Christian involvement in the world is a beautiful thing. We are the salt of the earth. Social reforms are important steps in the road towards justice. As in our private lives, our communities are on an ever evolving journey to reflect the character of Jesus in many different areas and on many different issues. This article is not a full primer on Christian activism---a movement whose recent five year objectives may be praise worthy nevertheless need some correction to remain Godly and healthy. This article is simply to remind us that true Godly activism does not carry out it’s mission in the spirit of the world but in the Spirit of Christ; it restores people to God’s love and truth. Christian activism should flow out of a life reoriented in a healer, not an activist.

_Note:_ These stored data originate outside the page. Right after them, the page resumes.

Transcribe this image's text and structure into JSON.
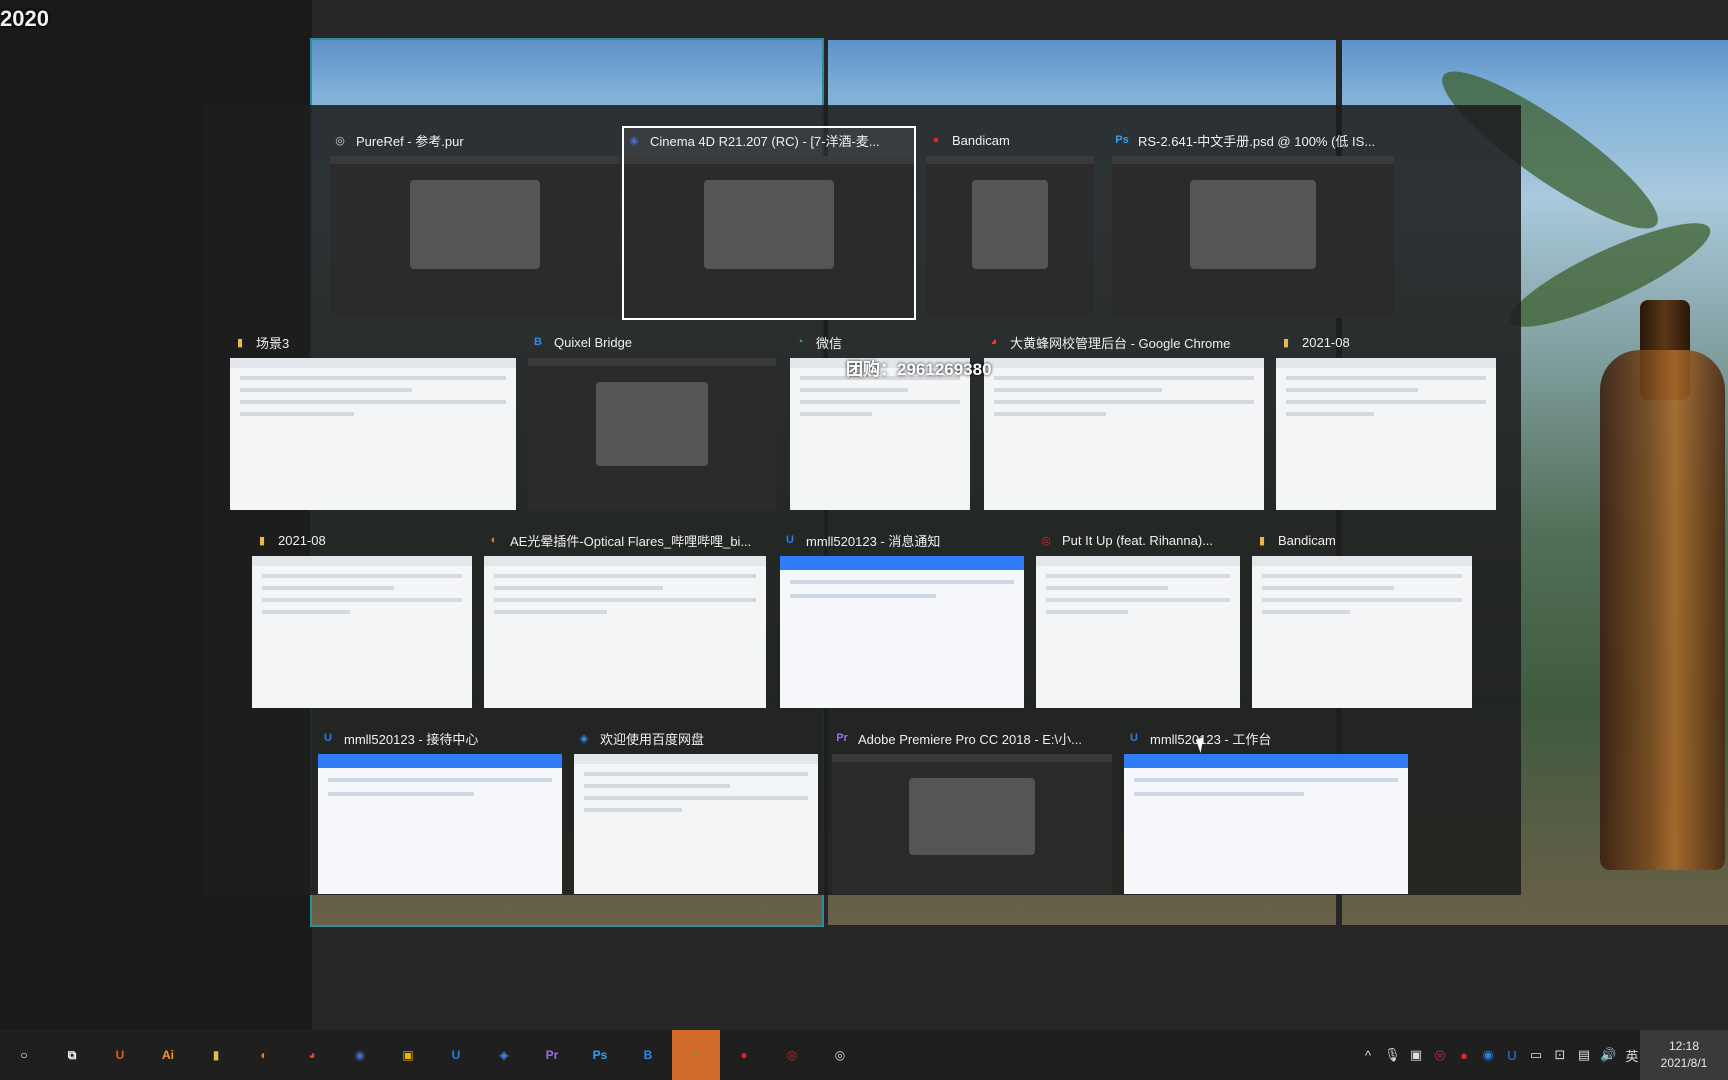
{
  "top_label": "2020",
  "watermark": "团购：2961269380",
  "windows": [
    {
      "title": "PureRef - 参考.pur",
      "icon": "pureref-icon",
      "icon_glyph": "◎",
      "icon_color": "#cfcfcf",
      "thumb": "dark"
    },
    {
      "title": "Cinema 4D R21.207 (RC) - [7-洋酒-麦...",
      "icon": "cinema4d-icon",
      "icon_glyph": "◉",
      "icon_color": "#4a66c9",
      "thumb": "dark",
      "selected": true
    },
    {
      "title": "Bandicam",
      "icon": "bandicam-icon",
      "icon_glyph": "●",
      "icon_color": "#e0242a",
      "thumb": "dark"
    },
    {
      "title": "RS-2.641-中文手册.psd @ 100% (低 IS...",
      "icon": "photoshop-icon",
      "icon_glyph": "Ps",
      "icon_color": "#2fa3f7",
      "thumb": "dark"
    },
    {
      "title": "场景3",
      "icon": "folder-icon",
      "icon_glyph": "▮",
      "icon_color": "#e9b949",
      "thumb": "light"
    },
    {
      "title": "Quixel Bridge",
      "icon": "quixel-bridge-icon",
      "icon_glyph": "B",
      "icon_color": "#2d8ce8",
      "thumb": "dark"
    },
    {
      "title": "微信",
      "icon": "wechat-icon",
      "icon_glyph": "◔",
      "icon_color": "#3bb54a",
      "thumb": "light"
    },
    {
      "title": "大黄蜂网校管理后台 - Google Chrome",
      "icon": "chrome-icon",
      "icon_glyph": "◕",
      "icon_color": "#e94335",
      "thumb": "light"
    },
    {
      "title": "2021-08",
      "icon": "folder-icon",
      "icon_glyph": "▮",
      "icon_color": "#e9b949",
      "thumb": "light"
    },
    {
      "title": "2021-08",
      "icon": "folder-icon",
      "icon_glyph": "▮",
      "icon_color": "#e9b949",
      "thumb": "light"
    },
    {
      "title": "AE光晕插件-Optical Flares_哔哩哔哩_bi...",
      "icon": "firefox-icon",
      "icon_glyph": "◐",
      "icon_color": "#f27a1a",
      "thumb": "light"
    },
    {
      "title": "mmll520123 - 消息通知",
      "icon": "qianniu-icon",
      "icon_glyph": "U",
      "icon_color": "#2b7de9",
      "thumb": "blue"
    },
    {
      "title": "Put It Up (feat. Rihanna)...",
      "icon": "netease-music-icon",
      "icon_glyph": "◎",
      "icon_color": "#e0242a",
      "thumb": "light"
    },
    {
      "title": "Bandicam",
      "icon": "folder-icon",
      "icon_glyph": "▮",
      "icon_color": "#e9b949",
      "thumb": "light"
    },
    {
      "title": "mmll520123 - 接待中心",
      "icon": "qianniu-icon",
      "icon_glyph": "U",
      "icon_color": "#2b7de9",
      "thumb": "blue"
    },
    {
      "title": "欢迎使用百度网盘",
      "icon": "baidu-netdisk-icon",
      "icon_glyph": "◈",
      "icon_color": "#3a8bf0",
      "thumb": "light"
    },
    {
      "title": "Adobe Premiere Pro CC 2018 - E:\\小...",
      "icon": "premiere-icon",
      "icon_glyph": "Pr",
      "icon_color": "#9a6cf5",
      "thumb": "dark"
    },
    {
      "title": "mmll520123 - 工作台",
      "icon": "qianniu-icon",
      "icon_glyph": "U",
      "icon_color": "#2b7de9",
      "thumb": "blue"
    }
  ],
  "taskbar": {
    "items": [
      {
        "name": "search-icon",
        "glyph": "○",
        "color": "#ffffff"
      },
      {
        "name": "task-view-icon",
        "glyph": "⧉",
        "color": "#ffffff"
      },
      {
        "name": "app-u-icon",
        "glyph": "U",
        "color": "#e8551f"
      },
      {
        "name": "illustrator-icon",
        "glyph": "Ai",
        "color": "#f39a1b"
      },
      {
        "name": "file-explorer-icon",
        "glyph": "▮",
        "color": "#e9b949"
      },
      {
        "name": "firefox-icon",
        "glyph": "◐",
        "color": "#f27a1a"
      },
      {
        "name": "chrome-icon",
        "glyph": "◕",
        "color": "#e94335"
      },
      {
        "name": "cinema4d-icon",
        "glyph": "◉",
        "color": "#4a66c9"
      },
      {
        "name": "app-orange-icon",
        "glyph": "▣",
        "color": "#f0b400"
      },
      {
        "name": "qianniu-icon",
        "glyph": "U",
        "color": "#2b7de9"
      },
      {
        "name": "baidu-netdisk-icon",
        "glyph": "◈",
        "color": "#3a8bf0"
      },
      {
        "name": "premiere-icon",
        "glyph": "Pr",
        "color": "#9a6cf5"
      },
      {
        "name": "photoshop-icon",
        "glyph": "Ps",
        "color": "#2fa3f7"
      },
      {
        "name": "quixel-bridge-icon",
        "glyph": "B",
        "color": "#2d8ce8"
      },
      {
        "name": "wechat-icon",
        "glyph": "◔",
        "color": "#3bb54a"
      },
      {
        "name": "bandicam-icon",
        "glyph": "●",
        "color": "#e0242a"
      },
      {
        "name": "netease-music-icon",
        "glyph": "◎",
        "color": "#e0242a"
      },
      {
        "name": "pureref-icon",
        "glyph": "◎",
        "color": "#dddddd"
      }
    ],
    "ime": "英",
    "time": "12:18",
    "date": "2021/8/1"
  }
}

The Spirit always wants to go deeper than the world is willing to go. The world wants to talk about laws and systems, restitution and retribution, compensation and collection. The Spirit wants to talk about the condition of your heart and mind; forgiveness and repentance; being restored to God’s love and aligned with God’s truths. Collective habits, social patterns, and legal structures will bring healing to our communities in as much as they are built on the healing properties of God’s Word and God’s love. Just as personal healing and peace only comes from being restored to the healer, so communal healing only comes from being restored to the healer.

We should strive to be healers in our communities. We can lead with thoughtful words; gracious leadership; clear logic; lack of favoritism; responsive listening; genuine goodness; and unflinching confidence in the truth. Justice seeks to align earthly structures with God’s eternal truths. The icon that captures it well is the statue of the veiled woman holding the scales of justice. Guilt and innocence is blind to personal prejudice, national borders, ethnic anger, class fault lines, and religious sentiments.

Even while the megaphones of media are projecting death, division, and fear, you, oh Christian, have the power of the Creator to speak life: to bless the people that offend you; to heal the hands that wound you; to restore a society tearing itself to pieces. If Jesus is your role model, he chose to point out the sins of Romans and Jews. He wasn’t trying to tear one community down to build the other up. His message of equal guilt and equal responsibility was a new way. It is the way of mutual honor and respect. It is the way of laying your life down to serve one another. And it is the way of activism that doesn’t destroy others, but seeks the mutual blessing of a household whose members live in peace.